When you see them for the first time with your own eyes its really magical
This. At an Australian observatory once upon a time when everyone else on the tour had cleared off. Phenomenal and I remember it like it was yesterday.
I was going to make one of these a couple of years ago.
I then saw that my SLR is not compatible with the control software and lost interest.
I envisaged building it and then just sticking it on a shelf. Having the time to use it would definitely be an issue.
I got my wife a trip to Kielder Observatory (there's got to be a reason to visit Kielder somewhere, and this is it) for Christmas, along with a basic Skywatcher 60mm telescope. I've not really figured out the magnification yet. It's got 20mm and 10mm lenses and I have no idea what that translates to in terms of magnification - with the 20mm we can see Jupiter and it's moons but only as white dots. Detail on the Moon is great. Then with the 10mm I can't really get any focus on Jupiter - it'd be great to see bands but I think what we have is really something to see more stars in the constellations and not much else. I can see it being a slippery slope.

https://diyastronomy.wordpress.com/projecting-solar-image-using-a-telescope/
One of my favourite little memories of childhood was using a low power telescope to project the sun and it's sun spots onto a piece of paper. I suspect I read how to do it in one of those various little boys own type books of the 70's and 80's.
With your supervision of course, id really recommend that. I still find it fascinating now.
@munrobiker. Magnification = objective (tube) focal length/eyepiece focal length. So my 'fast tube ' is f5, focal length 600mm. With the 25mm eyepiece mag is 600/25=×24. Or 600/10=×60 with the 10mm.
Theoretical max mag (resolution really) is twice the aperture in mm, so I could go to 2x120=240. Which would need a 600/240=2.5mm ep
In practice..... above x200 would likely be pointless
Thanks!
Just to add a 60mm aperture has a theoretical max magnification (beyond which you get bigger image but no more detail as you've maxed the resolution) of x120. In practice you do well to get to 80% of that. I suspect your 10mm EP is still comfortably below that magnification. You may get enough magnification to see bands with a shorter ep but will find the image increasingly dim. The field of view or exit pupil from the ep, the size of the dot is light you are trying to line your eye up to, also gets increasingly smaller... I rapidly realised this is where a quality ep and practice using the scope will help and you can't just walk up to it and view something near its limits, you need to learn how to use it well.

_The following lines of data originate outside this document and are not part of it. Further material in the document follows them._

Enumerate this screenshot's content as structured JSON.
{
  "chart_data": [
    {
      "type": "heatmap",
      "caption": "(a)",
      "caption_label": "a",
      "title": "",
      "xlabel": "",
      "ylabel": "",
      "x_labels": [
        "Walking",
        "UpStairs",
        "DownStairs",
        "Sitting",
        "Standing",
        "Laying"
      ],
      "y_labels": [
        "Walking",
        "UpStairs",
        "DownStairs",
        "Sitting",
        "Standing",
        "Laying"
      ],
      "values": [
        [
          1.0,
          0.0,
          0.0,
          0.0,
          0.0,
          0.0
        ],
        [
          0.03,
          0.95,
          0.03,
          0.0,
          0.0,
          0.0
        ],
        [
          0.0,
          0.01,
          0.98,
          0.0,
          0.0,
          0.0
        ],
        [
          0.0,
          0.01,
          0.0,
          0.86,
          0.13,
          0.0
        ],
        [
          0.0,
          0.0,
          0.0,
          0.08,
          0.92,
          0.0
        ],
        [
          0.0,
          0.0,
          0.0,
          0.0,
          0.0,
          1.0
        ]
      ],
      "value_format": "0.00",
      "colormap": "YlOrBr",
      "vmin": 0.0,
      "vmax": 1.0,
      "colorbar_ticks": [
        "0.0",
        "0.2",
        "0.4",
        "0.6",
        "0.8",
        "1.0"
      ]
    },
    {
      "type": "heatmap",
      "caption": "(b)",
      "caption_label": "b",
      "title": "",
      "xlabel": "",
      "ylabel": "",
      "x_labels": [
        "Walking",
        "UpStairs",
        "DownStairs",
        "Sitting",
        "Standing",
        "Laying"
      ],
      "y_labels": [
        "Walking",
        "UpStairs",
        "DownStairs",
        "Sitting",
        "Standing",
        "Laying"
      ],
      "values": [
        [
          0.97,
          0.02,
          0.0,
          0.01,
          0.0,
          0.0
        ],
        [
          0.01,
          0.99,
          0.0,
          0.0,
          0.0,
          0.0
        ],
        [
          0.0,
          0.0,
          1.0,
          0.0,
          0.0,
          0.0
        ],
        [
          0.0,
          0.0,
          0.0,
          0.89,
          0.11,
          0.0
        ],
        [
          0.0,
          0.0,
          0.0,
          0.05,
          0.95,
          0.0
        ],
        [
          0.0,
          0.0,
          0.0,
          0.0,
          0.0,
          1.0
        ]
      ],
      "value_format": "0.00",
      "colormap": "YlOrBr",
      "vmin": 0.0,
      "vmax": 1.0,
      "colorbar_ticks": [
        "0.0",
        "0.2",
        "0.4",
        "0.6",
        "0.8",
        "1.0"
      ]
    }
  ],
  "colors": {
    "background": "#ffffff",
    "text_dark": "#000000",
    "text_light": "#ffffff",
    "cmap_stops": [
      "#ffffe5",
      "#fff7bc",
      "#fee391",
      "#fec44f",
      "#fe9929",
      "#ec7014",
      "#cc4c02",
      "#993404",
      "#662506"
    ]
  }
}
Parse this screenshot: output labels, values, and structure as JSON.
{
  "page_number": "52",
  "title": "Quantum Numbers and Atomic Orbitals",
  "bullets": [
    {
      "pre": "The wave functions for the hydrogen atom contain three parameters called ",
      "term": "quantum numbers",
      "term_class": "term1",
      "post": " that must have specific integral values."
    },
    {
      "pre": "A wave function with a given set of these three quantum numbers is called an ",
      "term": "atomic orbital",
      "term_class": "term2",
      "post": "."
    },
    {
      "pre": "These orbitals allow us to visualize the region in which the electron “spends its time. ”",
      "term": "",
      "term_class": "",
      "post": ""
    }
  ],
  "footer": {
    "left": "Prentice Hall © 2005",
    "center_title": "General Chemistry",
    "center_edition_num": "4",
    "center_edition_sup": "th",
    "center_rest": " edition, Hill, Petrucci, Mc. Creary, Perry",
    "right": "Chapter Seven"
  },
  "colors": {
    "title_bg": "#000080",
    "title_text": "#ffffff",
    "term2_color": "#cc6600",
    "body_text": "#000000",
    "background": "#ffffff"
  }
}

I've a lot to learn about that!
I got Saturn! At x60 the rings were clearly visible, they were just visible at x24. I need to get some better eye pieces and a 90 degree diagonal though, it's bloody horrible down on your knees and peering up just to get Jupiter using a 45 degree, Jupiter wasn't even THAT high in the sky!
Very quick practice tonight between taking and fetching youngest daughter to clubs. Jupiter looked superb by eye but right beside the half moon tonight so I passed and spent 20 mins having another go at Saturn. Already low in the sky and heading for the haze of Croydon light pollution I must be getting better, or beginner's luck straight to it, up through the magnification, all the way to x185. The max I can do with my eyepieces and at 80% the theoretical max for the scope it's the practical max. Bloody shifting across the field of view at that mag! Tough to track even with a quality wide fov eye piece. 60 secs of fiddling and kept it in the fov and just got it focused for a few seconds before a car with its headlights came up tit Street and ruined it. Still happy, I'm improving, good view. A few more sessions I practicing on the driveway and i might have got the basics.